Et là, tout a changé grâce à un ex machina inattendu : la sortie du long métrage The Winter Soldier. La série a su habilement s’appuyer sur le scénario du film qui fait du SHIELD une agence corrompue par HYDRA. Le fil rouge du show télévisuel s’est renforcé autour de la recherche de la taupe et Agents of Shield s’est révélé, enfin, intéressant. Une bonne partie du public était déjà parti, mais les critiques sont redevenues positives et le noyau de fidèles qui n’avait pas lâché pouvait se réjouir de la métamorphose de la série.

Le format du show a en effet totalement changé. Le programme s’est transformé de feuilleton, avec une histoire par épisode en fiction télévisuelle à suivre sur le long terme. Une mutation qui rappelle un peu l’évolution de Fringe. Cela permet de rendre les enjeux plus profonds sans avoir à créer de nouvelles menaces artificielles de manière régulière. Ce fut particulièrement intéressant de voir à quel point le cinéma a pu transformer dans le bon sens le concept même de la série. Les scénaristes ont su profiter du cross média Marvel pour changer leur recette en cours de route, avec culot.

Une mutation qui rappelle un peu l’évolution de Fringe.

La deuxième saison s’est donc centrée sur la découverte des inhumains et la troisième sur l’arrivée de Hive, le grand méchant. Agents of SHIELD crée sa propre mythologie avec ses thématiques et ses personnages caractéristiques. L’équipe du SHIELD est d’ailleurs réussie, le spectateur s’attache aux différents agents et si les acteurs ne sont jamais transcendants, ils font le boulot et on suit leurs aventures avec plaisir. Malheureusement, la série, après trois saisons, montre toujours des limites qui semblent difficiles à dépasser.
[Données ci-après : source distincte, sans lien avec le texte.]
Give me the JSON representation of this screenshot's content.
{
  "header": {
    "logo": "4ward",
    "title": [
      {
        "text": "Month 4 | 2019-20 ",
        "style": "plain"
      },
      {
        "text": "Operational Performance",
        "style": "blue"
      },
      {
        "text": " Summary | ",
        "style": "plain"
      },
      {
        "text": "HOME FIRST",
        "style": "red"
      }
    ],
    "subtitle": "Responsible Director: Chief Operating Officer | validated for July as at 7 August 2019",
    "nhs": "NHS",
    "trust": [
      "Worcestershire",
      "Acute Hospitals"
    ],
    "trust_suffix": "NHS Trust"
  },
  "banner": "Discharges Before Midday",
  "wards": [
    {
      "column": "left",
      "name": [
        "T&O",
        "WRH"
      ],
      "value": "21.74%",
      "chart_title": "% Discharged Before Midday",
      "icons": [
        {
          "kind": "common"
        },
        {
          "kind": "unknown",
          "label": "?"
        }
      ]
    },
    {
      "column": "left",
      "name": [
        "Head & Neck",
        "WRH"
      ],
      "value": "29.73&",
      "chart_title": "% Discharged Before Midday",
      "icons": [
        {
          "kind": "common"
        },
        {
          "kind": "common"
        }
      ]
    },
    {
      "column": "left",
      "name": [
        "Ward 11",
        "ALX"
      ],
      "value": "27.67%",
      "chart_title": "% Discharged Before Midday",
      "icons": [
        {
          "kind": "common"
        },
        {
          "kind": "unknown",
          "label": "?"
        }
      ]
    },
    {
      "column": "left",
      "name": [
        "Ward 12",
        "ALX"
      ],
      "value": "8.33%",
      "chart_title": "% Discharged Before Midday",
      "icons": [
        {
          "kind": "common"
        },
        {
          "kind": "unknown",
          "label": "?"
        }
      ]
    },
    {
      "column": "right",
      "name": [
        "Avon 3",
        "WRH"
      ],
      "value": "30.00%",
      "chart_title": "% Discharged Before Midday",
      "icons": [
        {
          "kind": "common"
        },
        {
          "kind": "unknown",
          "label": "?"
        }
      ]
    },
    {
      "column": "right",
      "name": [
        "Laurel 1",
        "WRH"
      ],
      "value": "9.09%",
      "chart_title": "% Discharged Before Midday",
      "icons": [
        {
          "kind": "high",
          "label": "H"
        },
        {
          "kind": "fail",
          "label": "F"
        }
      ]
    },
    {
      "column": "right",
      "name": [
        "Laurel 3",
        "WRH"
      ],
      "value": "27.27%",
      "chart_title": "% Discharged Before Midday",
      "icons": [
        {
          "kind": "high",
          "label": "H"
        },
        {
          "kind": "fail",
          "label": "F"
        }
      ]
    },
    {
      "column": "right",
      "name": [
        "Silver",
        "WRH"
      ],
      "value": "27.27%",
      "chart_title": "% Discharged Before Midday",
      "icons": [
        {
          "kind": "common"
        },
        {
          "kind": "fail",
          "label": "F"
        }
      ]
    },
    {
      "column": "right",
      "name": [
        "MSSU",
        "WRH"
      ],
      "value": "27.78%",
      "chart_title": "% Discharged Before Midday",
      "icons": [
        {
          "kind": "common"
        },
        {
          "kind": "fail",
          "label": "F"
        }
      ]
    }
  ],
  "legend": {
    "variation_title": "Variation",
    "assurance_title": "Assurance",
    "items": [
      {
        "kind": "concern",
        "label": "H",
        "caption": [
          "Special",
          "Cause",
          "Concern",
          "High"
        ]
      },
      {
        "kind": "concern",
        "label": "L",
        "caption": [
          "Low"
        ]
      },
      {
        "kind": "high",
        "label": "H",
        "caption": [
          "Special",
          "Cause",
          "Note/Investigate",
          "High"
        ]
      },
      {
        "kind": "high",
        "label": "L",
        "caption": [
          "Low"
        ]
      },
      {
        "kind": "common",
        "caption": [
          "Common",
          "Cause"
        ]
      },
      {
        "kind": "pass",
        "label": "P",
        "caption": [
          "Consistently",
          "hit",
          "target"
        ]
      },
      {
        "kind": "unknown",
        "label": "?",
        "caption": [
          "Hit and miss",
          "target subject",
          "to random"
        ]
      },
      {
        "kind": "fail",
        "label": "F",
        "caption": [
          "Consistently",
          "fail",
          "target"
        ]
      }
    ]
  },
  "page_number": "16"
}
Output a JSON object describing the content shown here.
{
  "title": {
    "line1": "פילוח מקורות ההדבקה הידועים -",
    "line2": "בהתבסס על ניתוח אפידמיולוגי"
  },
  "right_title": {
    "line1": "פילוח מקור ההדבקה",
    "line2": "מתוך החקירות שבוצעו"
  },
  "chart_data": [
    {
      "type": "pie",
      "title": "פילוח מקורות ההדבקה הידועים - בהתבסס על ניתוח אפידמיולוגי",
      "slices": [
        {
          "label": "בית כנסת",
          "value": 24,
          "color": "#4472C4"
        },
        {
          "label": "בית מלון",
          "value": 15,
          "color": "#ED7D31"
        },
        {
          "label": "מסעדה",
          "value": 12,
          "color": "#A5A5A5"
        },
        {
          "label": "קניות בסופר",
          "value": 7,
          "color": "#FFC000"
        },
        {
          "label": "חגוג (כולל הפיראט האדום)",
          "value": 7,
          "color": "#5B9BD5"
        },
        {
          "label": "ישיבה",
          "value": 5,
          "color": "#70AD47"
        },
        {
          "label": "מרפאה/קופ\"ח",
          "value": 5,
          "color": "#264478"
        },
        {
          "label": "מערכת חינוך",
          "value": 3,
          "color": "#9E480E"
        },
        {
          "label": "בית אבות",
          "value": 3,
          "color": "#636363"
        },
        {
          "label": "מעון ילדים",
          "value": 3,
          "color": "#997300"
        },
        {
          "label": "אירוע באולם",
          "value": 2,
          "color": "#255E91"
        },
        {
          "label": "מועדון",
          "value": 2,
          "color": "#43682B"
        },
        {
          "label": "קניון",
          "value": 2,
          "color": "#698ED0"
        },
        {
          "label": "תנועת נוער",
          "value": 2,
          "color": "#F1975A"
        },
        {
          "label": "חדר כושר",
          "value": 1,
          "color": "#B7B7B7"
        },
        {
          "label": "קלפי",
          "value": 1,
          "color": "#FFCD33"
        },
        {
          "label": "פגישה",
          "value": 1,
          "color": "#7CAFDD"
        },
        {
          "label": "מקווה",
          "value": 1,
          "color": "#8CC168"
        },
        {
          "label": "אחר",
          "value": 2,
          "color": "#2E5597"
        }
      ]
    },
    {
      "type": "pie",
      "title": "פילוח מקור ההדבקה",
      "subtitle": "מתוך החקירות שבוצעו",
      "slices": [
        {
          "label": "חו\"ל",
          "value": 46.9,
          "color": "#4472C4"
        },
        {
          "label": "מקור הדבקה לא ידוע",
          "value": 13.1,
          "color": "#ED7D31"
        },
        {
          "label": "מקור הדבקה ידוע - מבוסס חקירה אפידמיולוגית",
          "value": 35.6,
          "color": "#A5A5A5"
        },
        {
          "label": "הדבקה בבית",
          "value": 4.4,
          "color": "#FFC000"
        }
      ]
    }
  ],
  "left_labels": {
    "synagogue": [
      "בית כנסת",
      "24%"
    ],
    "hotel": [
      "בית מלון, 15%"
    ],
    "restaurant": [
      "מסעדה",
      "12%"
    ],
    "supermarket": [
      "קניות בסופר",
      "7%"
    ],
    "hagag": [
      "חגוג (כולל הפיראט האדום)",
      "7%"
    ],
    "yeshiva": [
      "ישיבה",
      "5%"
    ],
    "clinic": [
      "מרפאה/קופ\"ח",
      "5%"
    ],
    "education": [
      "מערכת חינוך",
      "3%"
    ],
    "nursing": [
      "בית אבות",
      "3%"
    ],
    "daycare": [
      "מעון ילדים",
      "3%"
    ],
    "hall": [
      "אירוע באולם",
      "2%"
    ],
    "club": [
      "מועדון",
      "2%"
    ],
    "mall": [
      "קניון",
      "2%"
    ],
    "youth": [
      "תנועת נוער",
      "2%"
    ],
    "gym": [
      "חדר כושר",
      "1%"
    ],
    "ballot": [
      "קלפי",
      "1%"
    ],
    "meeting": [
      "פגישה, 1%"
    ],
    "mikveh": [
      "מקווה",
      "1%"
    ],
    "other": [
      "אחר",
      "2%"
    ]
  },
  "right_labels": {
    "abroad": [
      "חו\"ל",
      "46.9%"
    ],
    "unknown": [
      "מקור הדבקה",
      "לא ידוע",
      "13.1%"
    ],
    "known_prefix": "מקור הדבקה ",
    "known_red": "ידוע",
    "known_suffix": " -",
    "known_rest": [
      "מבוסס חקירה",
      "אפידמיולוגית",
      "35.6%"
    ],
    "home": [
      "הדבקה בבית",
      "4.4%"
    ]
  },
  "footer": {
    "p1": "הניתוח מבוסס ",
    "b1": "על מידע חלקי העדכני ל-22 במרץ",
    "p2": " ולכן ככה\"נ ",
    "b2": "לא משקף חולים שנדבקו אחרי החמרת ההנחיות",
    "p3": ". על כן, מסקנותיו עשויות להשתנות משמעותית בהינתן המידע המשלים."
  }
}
Agents of SHIELD est, avant tout, vendue comme une série Marvel. Cela la force à multiplier les clins d’œil et les références sans avoir le budget ni l’autorisation par les grandes pontes de pouvoir utiliser les figures véritablement moteurs du monde des comics. Les personnages aiment parler de Thor ou de Hulk, mais cela ne suffit pas à insuffler au programme la force de l’univers Marvel. On a que très rarement l’impression de regarder une série Marvel. Les inhumains sont vraiment le concept tiré des comics sur lequel la fiction télévisuelle met un coup de projecteur. Cela peut servir l’intérêt plus général de Marvel Studios, puisque n’ayant pas le droit ciné des X-Men. Les inhumains font figure de remplaçants pour multiplier les êtres aux capacités surnaturelles et reprendre les thématiques d’identité et du rapport entre les humains et les personnes dotées de pouvoirs. Malheureusement, les Inhumains n’ont vraiment pas le charisme des X-Men et la série a du mal à les exploiter avec justesse.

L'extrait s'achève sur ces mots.